Daily English lessons are made up of the 4 modes of language: speaking, listening, reading and writing. Students develop their confidence to speak in public and to express their ideas. They learn to listen, follow instructions and to value the contributions of others. Reading is an essential part of the curriculum and is an important aspect of homework, as children are asked to read daily. The Oxford Reading Tree is used as the basis for our reading scheme alongside daily phonics sessions. Our extensive library provides a wide range of English-language reading materials from which to choose. This develops the skills needed for children to become independent readers and writers. Students learn to write fiction and non-fiction, in a variety of genres, for different purposes and different audiences.
Shape and space – investigating properties of 2D and 3D shapes and symmetry
Measurement, – volume, capacity, mass, distance, using standard and non-standard units of measure, time and estimation
Number – including a range of methods for solving equations using the four main operations, fractions, place value to thousands and rounding to the nearest relevant value
Data handling – drawing and interpreting graphs and tables
Problem solving – using and applying all the skills children have learnt through the other strands of the maths curriculum
Concepts are taught through investigation and practical hands-on activities, using concrete materials. Real-life problems give students the opportunity to use what they have learnt to solve problems. Children are supported in progressing at their own rate with one-to-one assistance given to those who need further reinforcement. Additional challenges are used to extend students mathematical thinking once they are secure with the concepts being taught.
Each year level is taught in three separate groups for Myanmar language:
Students who already have skills in reading and writing Myanmar script follow a programme similar to Myanmar schools to maintain these skills.
Students who are native-speakers of Myanmar, but are not confident in using Myanmar script, continue to develop their skills in reading and writing the language, focusing on creativity and their ability to use the language well.
Students who are not yet fluent in the language learn basic communication skills, including useful phrases and basic vocabulary such as numbers. They are also introduced to the Myanmar script.
In Myanmar culture, students learn about the geography, history and cultural aspects of Myanmar. They learn songs and traditional dance. The annual Water Festival is celebrated with an exhibition of Myanmar dance and water play time.
The science curriculum taught provides the foundations for understanding the world through the specific disciplines of biology and physics. Science has changed our lives and is vital to the world’s future prosperity, and all pupils are taught essential aspects of the knowledge, methods, processes and uses of science.
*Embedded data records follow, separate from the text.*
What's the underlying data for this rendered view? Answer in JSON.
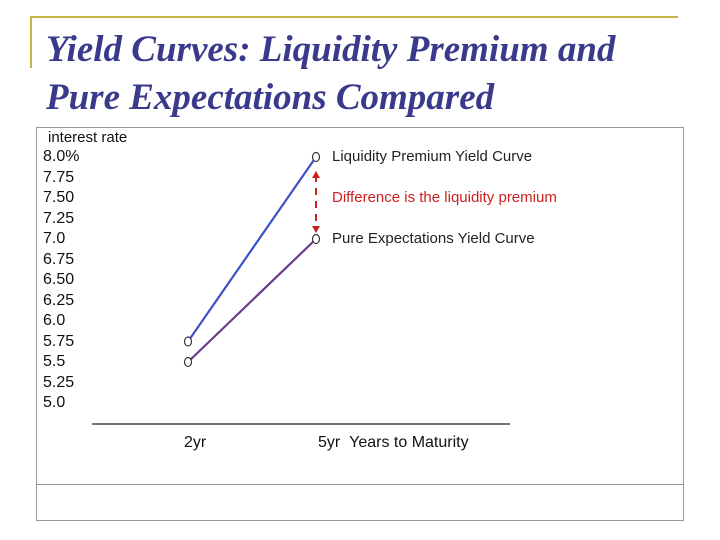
{
  "title": {
    "line1": "Yield Curves: Liquidity Premium and",
    "line2": "Pure Expectations Compared"
  },
  "colors": {
    "title": "#3a3a8c",
    "liquidity_line": "#3c52c8",
    "pure_line": "#6b3a8c",
    "difference_marker": "#cc1f1f",
    "frame": "#c9b64a"
  },
  "chart_data": {
    "type": "line",
    "ylabel": "interest rate",
    "xlabel": "Years to Maturity",
    "ylim": [
      5.0,
      8.0
    ],
    "y_tick_labels": [
      "8.0%",
      "7.75",
      "7.50",
      "7.25",
      "7.0",
      "6.75",
      "6.50",
      "6.25",
      "6.0",
      "5.75",
      "5.5",
      "5.25",
      "5.0"
    ],
    "x_tick_labels": [
      "2yr",
      "5yr"
    ],
    "categories": [
      "2yr",
      "5yr"
    ],
    "series": [
      {
        "name": "Liquidity Premium Yield Curve",
        "values": [
          5.75,
          8.0
        ]
      },
      {
        "name": "Pure Expectations Yield Curve",
        "values": [
          5.5,
          7.0
        ]
      }
    ],
    "annotations": {
      "liquidity_label": "Liquidity Premium Yield Curve",
      "difference_label": "Difference is the liquidity premium",
      "pure_label": "Pure Expectations Yield Curve",
      "point_marker": "o"
    }
  }
}
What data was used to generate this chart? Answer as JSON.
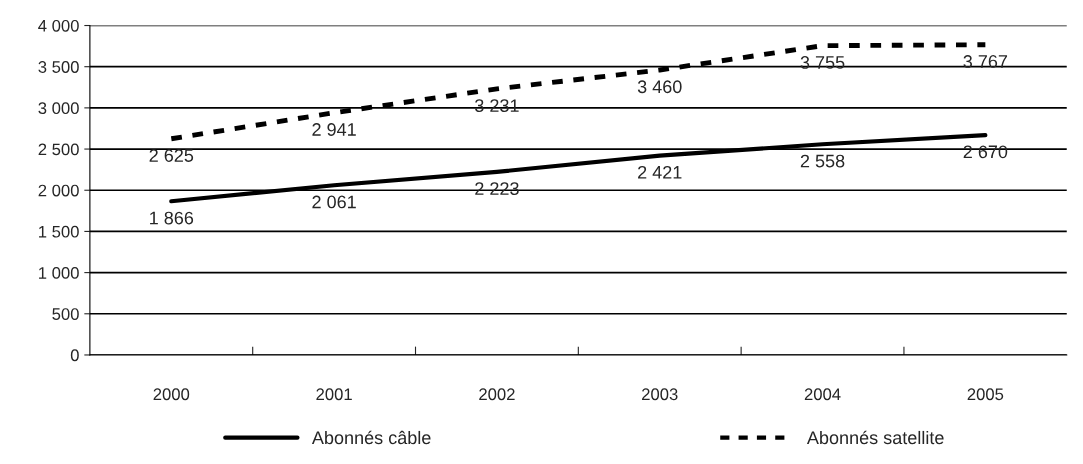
{
  "chart_data": {
    "type": "line",
    "categories": [
      "2000",
      "2001",
      "2002",
      "2003",
      "2004",
      "2005"
    ],
    "series": [
      {
        "name": "Abonnés câble",
        "color": "#000000",
        "line_style": "solid",
        "values": [
          1866,
          2061,
          2223,
          2421,
          2558,
          2670
        ],
        "value_labels": [
          "1 866",
          "2 061",
          "2 223",
          "2 421",
          "2 558",
          "2 670"
        ]
      },
      {
        "name": "Abonnés satellite",
        "color": "#000000",
        "line_style": "dashed",
        "values": [
          2625,
          2941,
          3231,
          3460,
          3755,
          3767
        ],
        "value_labels": [
          "2 625",
          "2 941",
          "3 231",
          "3 460",
          "3 755",
          "3 767"
        ]
      }
    ],
    "ylim": [
      0,
      4000
    ],
    "yticks": [
      {
        "value": 0,
        "label": "0"
      },
      {
        "value": 500,
        "label": "500"
      },
      {
        "value": 1000,
        "label": "1 000"
      },
      {
        "value": 1500,
        "label": "1 500"
      },
      {
        "value": 2000,
        "label": "2 000"
      },
      {
        "value": 2500,
        "label": "2 500"
      },
      {
        "value": 3000,
        "label": "3 000"
      },
      {
        "value": 3500,
        "label": "3 500"
      },
      {
        "value": 4000,
        "label": "4 000"
      }
    ],
    "grid": "y",
    "legend": "bottom",
    "marker": "none"
  }
}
The themes for science come from the English National Curriculum. They include: plants, living things, animals including humans and states of matter.
In history and geography, our pupils develop knowledge and understanding of the world, both past and present. Through well planned topics, children develop knowledge of local and international places and the world we live in.
In history, children will develop an awareness of the past, using common words and phrases relating to the passing of time. They will identify where the people and events they study fit within a chronological framework and be aware of similarities and differences between ways of life in different periods. They will develop a wide vocabulary of everyday historical terms, ask and answer questions to show that they know and understand key features of events and understand some of the ways in which we find out about the past.
In Key Stage 1, students begin to develop an understanding of the basic tenets of the four main religions; Buddhism, Christianity, Islam and Hinduism. Our aim continues to be to foster tolerance and understanding of the beliefs of others.
A range of topics including hygiene, friendships, responsibility and tolerance encourage students to understand how to take some responsibility for their own health and understand their role in society.
In Key Stage 1, lessons are designed specifically to teach skills in using programs such as Microsoft Word, Microsoft PowerPoint and Paint. Children learn to solve problems and implement solutions by creating algorithms using visual tools and programming language. In addition, they learn to ‘debug’ through finding errors and correcting them. Children are also taught e-safety and learn to use internet efficiently and safely.
In music, the children use their voices expressively and creatively by singing songs and speaking chants and rhymes. Children also experiment with, create, select and combine sounds using the inter-related dimensions of music: pitch, duration, dynamics, tempo. They have the opportunity to learn instruments.
The children develop their creativity and imagination using a range of media and materials to express themselves and create a range of different art and craft projects. In Year 1, there is a strong focus on developing fine motor skills enabling children to produce more complex art work in Year 2. We have a whole-school art exhibition of the children’s work toward the end of the year.
In Key Stage 1 design & technology, the focus is on enabling children to design and make functional products that are fit for purpose, aimed at a certain target audience. Alongside this, children learn to evaluate the products they have created.
Basic sports skills that are applicable in all sports, such as balancing, catching, jumping and athletics, are introduced. There is a focus on the enjoyment of physical activity and encouraging an active lifestyle. Social skills such as taking turns, following rules, teamwork and understanding of a healthy lifestyle are an important part of physical education lessons.